Era de esperar que Respira, el drama médico de Netflix producido por los responsables de Élite, no tuviera obstáculo alguno en acceder inmediatamente al número 1 de la plataforma. La serie de ocho episodios narra la vida en el hospital ficticio Joaquín Sorolla, en Valencia, en el escenario de una huelga total sin servicios mínimos del personal médico.
La ficción producida por El Desorden Crea tiene en su reparto a Aitana Sánchez Gijón, Blanca Suárez y Najwa Nimri como grandes reclamos, aunque actores de Élite como Manu Ríos garantizan el reclamo del público joven. Y ya desde el principio la producción está cumpliendo su principal objetivo: dividir a la audiencia igual que enfrenta la sanidad pública y la privada.
En el centro de todo, la presidenta (de ficción) de la Comunidad Valenciana, interpretada por una Najwa Nimri ofreciendo su habitual interpretación absorta. Una políticadora conservadora, sexualizada, extrañamente hiperactiva y obsesionada con su proyección pública, que con su pulsera de la bandera española en la muñeca no duda en iniciar un escándalo de corrupción a mitad de la serie y que no duda en coquetear con un médico mucho más joven que ella. También una que sufre cáncer de pecho y se ve "forzada" a tratarse en un repugnante hospital público por mantener las apariencias.
Ya en su primera secuencia, concebida como prólogo, su creador Carlos Montero aborda un tema político con la misma filosofía efectista que los dramas adolescentes de Élite. Un equipo médico se debate entre cerrar o no un paciente en quirófano el preciso instante en el que comienza la huelga de brazos caídos. Aitana Sánchez Gijón defiende la escena con todo su oficio, erigiéndose desde el principio como la segunda villana en escena, reclamando a los médicos que antepongan la vida del paciente a la defensa de la sanidad pública.
Forzar la máquina es, desde luego, la especialidad de una serie no especialmente sutil y conciliadora a la hora de puntuar la situación. Respira es una serie que, en los demás aspectos, no revoluciona nada pero desprende (buen) oficio: se sigue bien, es clara narrativamente, las interpretaciones son, como mínimo, decentes. Las tramas avanzan sin atascarse y Montero demuestra su saber hacer manejando el número justo de personajes, ni muchos ni pocos. El entretenimiento para el público juvenil de Netflix probablemente esté servido, quizá dispuesto a abrazar mejor que nadie que la serie ponga en primer plano y desde el primer minuto la diversidad (sexual, racial, social, religiosa) de sus protagonistas.
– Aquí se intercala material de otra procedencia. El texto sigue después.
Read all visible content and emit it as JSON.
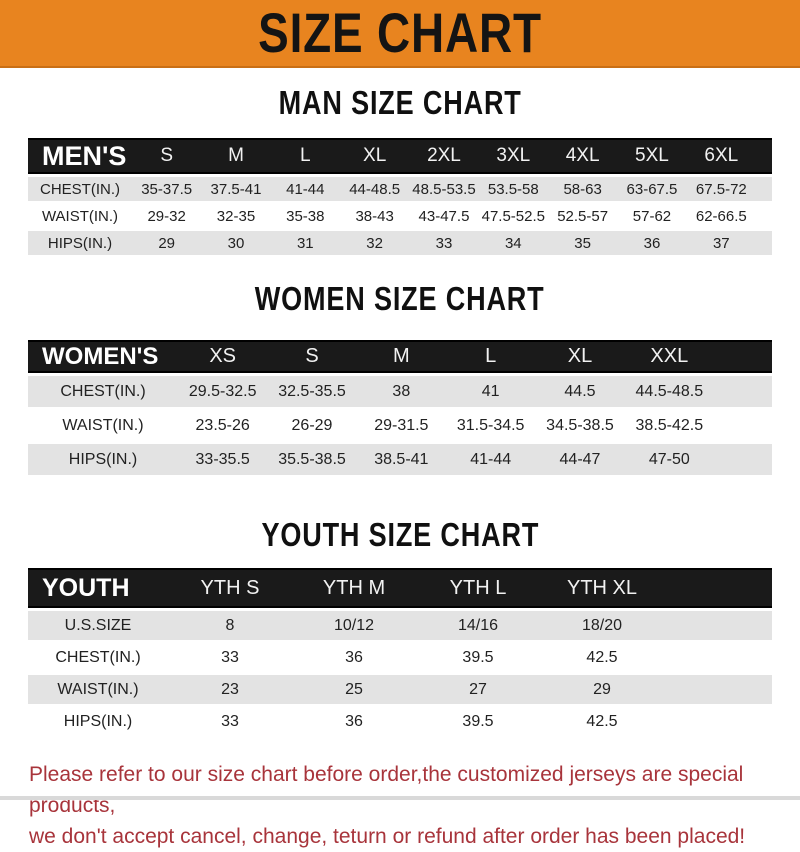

El problema para muchos espectadores que lo han subrayado en redes sociales es evidente. La presidenta de la Comunidad Valenciana interpretada por Nimri es, en realidad, un evidente trasunto de Isabel Díaz Ayuso, caracterizada con puro trazo grueso como una villana más cercana a Cruella de Vil que desde su gran mansión, donde domina toda la ciudad, exhibe sin rubor los mismos atributos con los que la oposición de la presidenta madrileña la ha dibujado de manera caricaturesca e insistente ante los medios: desequilibrada, extravagante, borracha y un tanto libertina. Una maniobra destinada a crear un villano claro y añadir notas de humor pero que resulta gruesa y agraviante, en tanto se recrea en atribuciones humanas, ni siquiera políticas.
Su tira y afloja con el razonable pero valiente médico sindicalista interpretado por Borja Luna ofrece momentos más dignos de un folletín diario de después de comer que a Urgencias, todavía la gran referencia en estas lides, o que incluso New Amsterdam, serie que también ponía en el tapete la escasez de recursos de los hospitales públicos. Sus protagonistas no parecen estar imbuidos o insertos en un ambiente obrero o precario, sino simplemente satisfacer sus instintos sexuales durante o después de sus guardias hospitalarias en un hospital de lo más pulcro y bien iluminado.
El problema de Respira no es el trasfondo político de los casos, demasiado cocinados y con vistas a guiñar el ojo a la actualidad (una violación quizá falsa, un suicidio por estrés, el cáncer de la presidenta), sino su voluntad de resultar evidente, que no contundente, integradora y diversa, dando como resultado una serie adoctrinadora incluso para el más ferviente defensor de la sanidad pública. La serie, para ello, no duda en crear una red de personajes relacionados entre sí y cerrar todas las tramas de manera circular (todos parecen estar relacionados con todos, de manera sorprendente) para provocar un dilema moral, o más bien moralista.